Note: the further processing can determine which frequencies have valid signals vs noise.

p = signal.find_peaks(spec, prominence=0.000010)[0]

A example plot with prominence 0.00001 and a single signal of interest correctly identified at 160.377 is shown below. Note the other peaks are noise or DC spikes.

signal1_463.png


If a different set of samples from the SDR is then processed with signal.find_peaks with the same prominence setting of 0.00001 I get so many peaks the Rpi5 can no longer process in real time and samples are dropped: (Note signal of interest still on 160.377)


signal2_10120.png

I have considered that I could leave the prominence set very low so I get a lot of peaks and only process the 20 strongest which is approximately the maximum number of signals I can process at once on a Rpi5.

Question: Is there a way to adaptively set the prominence?

Note: Please let me know if further information is require and I will update the question. Links to sample data can be provided.

[ - ]
Reply by SlartibartfastOctober 31, 2024

It sounds like you're running up against the usual tradeoff between probability of detection and probability of false alarm.  The easier you make it to detect something, the more likely that there will be false alarms.  Reducing the false alarm rate may also reduce the probability of detection, so there's a tradeoff.   Characterizing your system behavior so that tradeoff can be optimized based on the application criteria always takes some effort.

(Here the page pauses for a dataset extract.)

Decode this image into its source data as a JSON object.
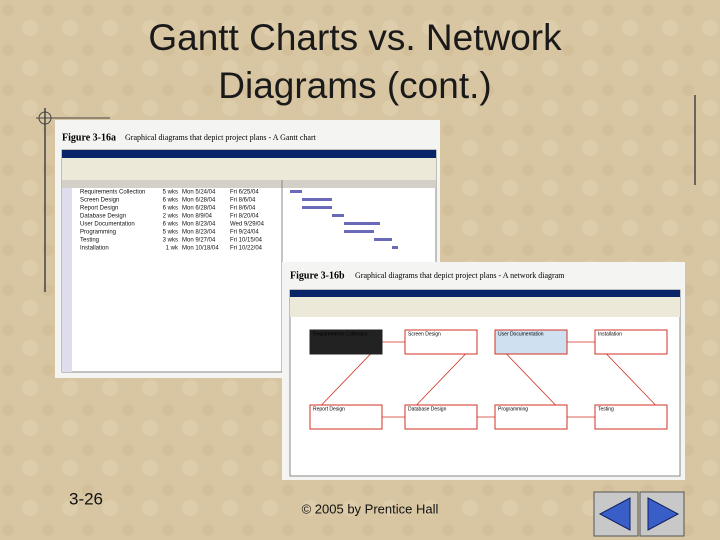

That said, there are methods that attempt to maintain a constant false alarm rate, so that changes in the overall input power or power level of a signal don't result in excessive false alarms.   Usually this is accomplished by creating a detection trigger threshold that compares the power level of the candidate signal with the surrounding power levels.   This selects signals that protrude above the surrounding power density by some minimum amount.   If the noise or adjacent signal levels increase, this means that a candidate signal must still exceed those levels by some minimum amount.

I'm not familiar with the library that you're using or what the "prominence" level does, maybe it's already doing that.   If it is, it sounds like you just need to adjust it to give you the tradeoff level that you can live with.  If it isn't, consider implementing something that selected only the peaks with the characteristics that you need.



[ - ]
Reply by bigalnzOctober 31, 2024

Thanks Slartibart - yes that does summarize the situation.

I presume you were referring to CFAR - which I have not fully got my head around yet. I could easily average my noise floor across a few chunks of PSD so its more averaged.

The best example of topographical prominence that signal.find_peaks uses that I have found is here : Prominence - MATLAB & Simulink and from what I can understand it should work independent of noise floor.

Since I posted the question I have used code that keeps prominence very sensitive (giving me about 20-80 peaks, but then using some filtering to just process the top 20 of those peaks - and this seems to work well, but I always look for better ways :-)

The less processing I can do of channels that are just noise - the better.




[ - ]
Reply by jbrowerOctober 31, 2024

Hi BigAl NZ-

Slartibart is a top 0.1% radio expert, so he's giving you a sound theoretical basis to explore.

Brower on the other hand, knows about audio and video and less about radio, but likes to think about practical solutions, haha. Since you seem to be using (stuck with?) a woefully unpowerful Raspberry Pi 5, let me ask have you explored overclocking ?  If you are using the GPU, you can overclock that, too. Maybe you can boost your horsepower enough to handle a higher rate of prominent peaks.

Probability estimation tradeoffs in engineering can often be addressed by faster processing and more memory (more data to decide, consensus approach, etc). At some point you might explore a small footprint AI model to recognize spectrograph patterns occurring before each peak to help identify which ones are more likely -- but I suspect that would take a lot more than your Rpi5 can handle.